Try watching some notable movies from your kidhood. Movies like E.T., A Christmas Story, and Star Wars and all its hyper-marketed offspring are so rooted in the happiness of my younger days that I often lose chunks of the movies on rewatch because I'm so wrapped up in remembering what I was running around doing back then.

I'm getting a lot of mileage out of a certain cluster of five or six kid memories. This will probably be the case for you, too, and there's nothing wrong with that. Two or three of my memories are so full of happiness and joy and inner peace that fifteen years later, when coupled with the right background music, they still bring me to tears, and there's not a darn thing I can do to hold them back. But make no mistake:   These are very good tears. These are tears worth looking forward to. Worth looking backwards for.

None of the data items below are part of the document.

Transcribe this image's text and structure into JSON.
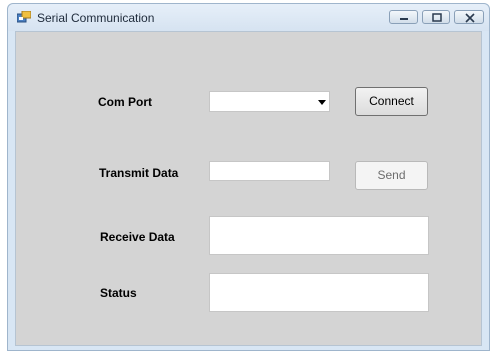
{
  "window": {
    "title": "Serial Communication",
    "icon": "app-form-icon",
    "controls": {
      "minimize": "minimize-icon",
      "maximize": "maximize-icon",
      "close": "close-icon"
    }
  },
  "form": {
    "com_port": {
      "label": "Com Port",
      "selected": ""
    },
    "connect_label": "Connect",
    "transmit": {
      "label": "Transmit Data",
      "value": ""
    },
    "send_label": "Send",
    "receive": {
      "label": "Receive Data",
      "value": ""
    },
    "status": {
      "label": "Status",
      "value": ""
    }
  },
  "colors": {
    "client_background": "#d4d4d4",
    "title_bar": "#d8e6f4"
  }
}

There are lots of Life Secrets in this world, and I'd like to think that I'm uncovering little nuggets of them and piecing them together, edge to edge, corner to corner. I think I've recently put one together, for sure, and it was probably only a secret to me because I'm largely new at being a parent and caring again about recovering something that I'd pushed to the very back of my mind's dark closets. Turns out it was much too valuable to lose.

Childhood is a wonderment. It is a beauty. And where children are, God is.

Work on recovering some of your childhood. When everything else is going wrong, look back in your life and unwrap those certain moments where being a kid made everything in the world exactly right. Clasp onto that gift again. Recover your "lost kid" at just the right time, and the rewards might not be monetary − at least, not in a direct way. But they can be rewards of a different sort, and they can be immense. Tearfully immense.

That is the reward of rediscovering happiness so strong, so pure, that you were practically blind to it back then.

Now . . . well, I could really go for a cherry Sno-Cone. Maybe after I plow through this Big Mac and fries.

Dollar says I finish every bit of it.